Asthma’s toll is painfully clear: some 22.2 million Americans have the respiratory disease, making it one of the most common chronic illnesses. When attacks occur, a person’s airways constrict, leading to chest tightness or breathlessness, which in turn can lead to missed days of school or work, hospitalization, or in severe flare-ups, even death. The federal government estimates that asthma-related healthcare costs the nation more than $16 billion a year.

 

What’s less obvious, however, is what exactly causes these attacks. Over time, people working with their doctors usually figure out their own triggers—smoke, mold, pets can all set off attacks—but it can be more guesswork than science. A need to better pinpoint the causes has led a team of researchers at Georgia Institute of Technology to develop what they believe to be the first wearable sensor system that continuously monitors the air around asthma sufferers. With more information on the triggers, regulators could work to eliminate offending stimuli and physicians could better treat the disease, the scientists say.

 

“We didn’t have an instrument that tests exposure continuously, in real time, and for a broad range of compounds,” says Charlene Bayer, a principal research scientist at the Georgia Tech Research Institute. “Currently it’s the canary-in-a-coal mine method and it’s not a good method.”

 

A Nose in the Air
Designed to fit in a vest’s pocket, the sensor system measures airborne exposure to formaldehyde, carbon dioxide, ozone, nitrogen dioxide, temperature, relative humidity, and total volatile organic compounds, which are gases emitted from products such as paints, cleaning supplies, building materials, and office equipment. When an attack occurs, the asthmatic notes the time. After downloading the data from the system onto a computer, Bayer or someone else can determine the levels of compounds that were found in the air at the time of the broncho-spasm.
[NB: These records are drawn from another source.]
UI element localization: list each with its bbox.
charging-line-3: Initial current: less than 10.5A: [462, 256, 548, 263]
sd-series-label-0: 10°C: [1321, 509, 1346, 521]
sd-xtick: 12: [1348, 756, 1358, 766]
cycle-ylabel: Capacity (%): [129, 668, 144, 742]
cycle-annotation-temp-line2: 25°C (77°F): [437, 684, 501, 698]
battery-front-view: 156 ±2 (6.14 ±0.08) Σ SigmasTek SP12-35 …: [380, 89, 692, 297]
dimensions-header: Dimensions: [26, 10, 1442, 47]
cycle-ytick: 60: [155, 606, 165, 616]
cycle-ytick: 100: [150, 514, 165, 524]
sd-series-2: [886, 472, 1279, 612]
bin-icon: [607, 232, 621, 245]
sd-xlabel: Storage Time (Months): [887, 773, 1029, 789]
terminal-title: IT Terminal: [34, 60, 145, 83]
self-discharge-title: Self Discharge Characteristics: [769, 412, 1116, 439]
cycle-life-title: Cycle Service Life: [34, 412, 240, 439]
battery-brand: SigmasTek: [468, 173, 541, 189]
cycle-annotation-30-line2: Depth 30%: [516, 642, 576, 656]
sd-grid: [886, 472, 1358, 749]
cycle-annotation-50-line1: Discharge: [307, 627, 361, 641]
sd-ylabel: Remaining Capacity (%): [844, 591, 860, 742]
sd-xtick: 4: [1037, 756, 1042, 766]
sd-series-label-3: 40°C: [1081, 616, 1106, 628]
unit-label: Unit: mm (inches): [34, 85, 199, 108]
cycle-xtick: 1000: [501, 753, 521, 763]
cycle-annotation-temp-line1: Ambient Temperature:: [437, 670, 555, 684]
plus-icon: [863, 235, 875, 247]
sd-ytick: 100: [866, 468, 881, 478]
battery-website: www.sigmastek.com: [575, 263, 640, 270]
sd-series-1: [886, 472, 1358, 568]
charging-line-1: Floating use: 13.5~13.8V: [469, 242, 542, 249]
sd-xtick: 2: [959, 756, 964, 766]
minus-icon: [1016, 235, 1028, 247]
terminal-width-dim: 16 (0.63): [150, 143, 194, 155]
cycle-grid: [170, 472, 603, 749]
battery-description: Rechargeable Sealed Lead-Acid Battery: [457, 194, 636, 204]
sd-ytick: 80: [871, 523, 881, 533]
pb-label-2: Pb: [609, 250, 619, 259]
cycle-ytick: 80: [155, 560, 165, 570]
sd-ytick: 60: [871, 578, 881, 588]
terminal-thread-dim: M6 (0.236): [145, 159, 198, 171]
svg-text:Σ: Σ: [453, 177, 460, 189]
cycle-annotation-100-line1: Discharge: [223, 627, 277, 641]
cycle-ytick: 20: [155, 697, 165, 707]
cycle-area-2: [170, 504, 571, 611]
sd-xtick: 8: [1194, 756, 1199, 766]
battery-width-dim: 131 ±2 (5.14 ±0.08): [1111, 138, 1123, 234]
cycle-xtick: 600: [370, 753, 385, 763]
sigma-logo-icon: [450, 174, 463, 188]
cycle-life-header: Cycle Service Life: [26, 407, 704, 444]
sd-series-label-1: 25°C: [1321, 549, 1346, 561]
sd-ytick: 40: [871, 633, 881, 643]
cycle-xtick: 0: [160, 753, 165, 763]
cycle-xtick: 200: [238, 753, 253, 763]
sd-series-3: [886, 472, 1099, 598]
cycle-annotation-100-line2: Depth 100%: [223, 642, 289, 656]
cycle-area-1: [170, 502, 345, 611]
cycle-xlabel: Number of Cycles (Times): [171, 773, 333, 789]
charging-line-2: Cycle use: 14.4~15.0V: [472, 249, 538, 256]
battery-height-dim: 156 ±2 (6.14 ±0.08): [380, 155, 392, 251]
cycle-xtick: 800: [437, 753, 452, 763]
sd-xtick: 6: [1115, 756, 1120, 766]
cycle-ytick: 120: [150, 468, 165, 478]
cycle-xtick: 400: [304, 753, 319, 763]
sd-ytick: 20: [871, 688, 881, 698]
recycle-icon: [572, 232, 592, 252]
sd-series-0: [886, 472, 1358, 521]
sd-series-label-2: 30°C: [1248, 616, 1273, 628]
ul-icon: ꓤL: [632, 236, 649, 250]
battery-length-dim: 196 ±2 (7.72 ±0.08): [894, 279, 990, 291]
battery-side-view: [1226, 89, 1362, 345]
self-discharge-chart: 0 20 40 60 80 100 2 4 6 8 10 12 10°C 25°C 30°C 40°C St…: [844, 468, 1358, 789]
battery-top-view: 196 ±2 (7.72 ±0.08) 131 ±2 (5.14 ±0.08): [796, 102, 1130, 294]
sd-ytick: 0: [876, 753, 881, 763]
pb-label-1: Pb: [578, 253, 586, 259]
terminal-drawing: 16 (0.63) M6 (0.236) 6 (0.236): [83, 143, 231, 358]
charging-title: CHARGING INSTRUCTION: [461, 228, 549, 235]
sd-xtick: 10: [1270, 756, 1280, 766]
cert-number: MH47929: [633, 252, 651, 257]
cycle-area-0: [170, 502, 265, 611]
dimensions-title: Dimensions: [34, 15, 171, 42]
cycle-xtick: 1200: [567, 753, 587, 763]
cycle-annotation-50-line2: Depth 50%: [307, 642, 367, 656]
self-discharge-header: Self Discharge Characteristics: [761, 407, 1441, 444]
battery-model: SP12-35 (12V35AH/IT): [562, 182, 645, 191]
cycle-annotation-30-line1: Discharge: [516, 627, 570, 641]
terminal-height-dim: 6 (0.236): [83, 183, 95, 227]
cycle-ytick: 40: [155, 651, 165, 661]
The device, which is only slightly bigger than a cell phone, is outfitted with a pump that pulls air through a mesh filter to also collect particulates—tiny particles linked to a variety of diseases including lung cancer—for analysis.

 

For Bayer, who has a Ph.D. in organic chemistry from Emory University, the prototype comes after more than 20 years of research in environmental exposures. The quest for more information on asthma triggers has a personal note: Bayer’s daughter, now 23, suffered from asthma as a child. Georgia Tech’s efforts were boosted by a nearly $470,000 grant from the U.S. Department of Housing and Urban Development, which is working to help control the indoor environmental factors that contribute to pediatric asthma. There’s a greater prevalence of asthma in children than in adults and the numbers have been rising—8.9 percent of all U.S. children had asthma in 2005, up from just 3.6 percent in 1980.

 

“If we were able to the put these sensor systems on children over a longer period of time, over different seasons, and over different exposures, I’m hopeful we could better understand some of this,” says Bayer.

 

So far, the researchers say the sensor system had positive results when tested for comfort and effectiveness for at least two days in six adult volunteers who didn’t have asthma. In fact, the tests in April and May of 2007 helped one of the subjects discover an alarming problem after the volatile organic compounds reading was higher in his home than anywhere else. Turns out, odorless but significant emissions from the individual’s car parked in a garage under the house were being released into the living space—a situation that could have been an even bigger problem if the volunteer had been asthmatic.

 

Now, Bayer and the other researchers are looking to raise additional funding to test the system in children with asthma, among other goals. But they also want to develop a smaller and more sensitive monitor system that could perhaps transmit data readings wirelessly. The current system is battery-powered and weighs less than a pound, but lacks the memory to store much more than a day’s worth of data.

 

“The prototype brought to life all the challenges that we would have to overcome to make it less cumbersome and easier to use,” says Mark Jones, CEO of Decatur, Georgia-based Keehi Technologies, the maker of the prototype.

 

Another challenge might be encouraging people to use the device. Asthma expert Asriani Chiu says many of the environmental stimuli for which the system tests are already known to exacerbate asthma and that many patients develop a good sense of what sends them into bouts of coughing, wheezing, and shortness of breath. What’s more, there are now effective prophylactic medications taken regularly to reduce airway inflammation and medications that quickly relieve the symptoms when attacks occur, she adds. “I’m not sure that I would use this in my treatment plan at this point,” says Chiu, an associate professor of allergy and immunology at the Medical College of Wisconsin in Milwaukee. But she does see potential in the system. “It would be reasonable to measure if patients are not sure what their triggers are or if they have a new [asthma] diagnosis,” she says.

 

As for Bayer, she says that even though the system looks at many known irritants, its promise really lies in being able to establish more causal links. A future generation device, she hopes, could also zero in on what specific element within a stimulus spells trouble for asthmatics. “It would be nice to know, for instance, that it’s compound XYZ in perfume and not perfume in general,” says Bayer. “That way we could go to manufacturers and regulators and make changes.”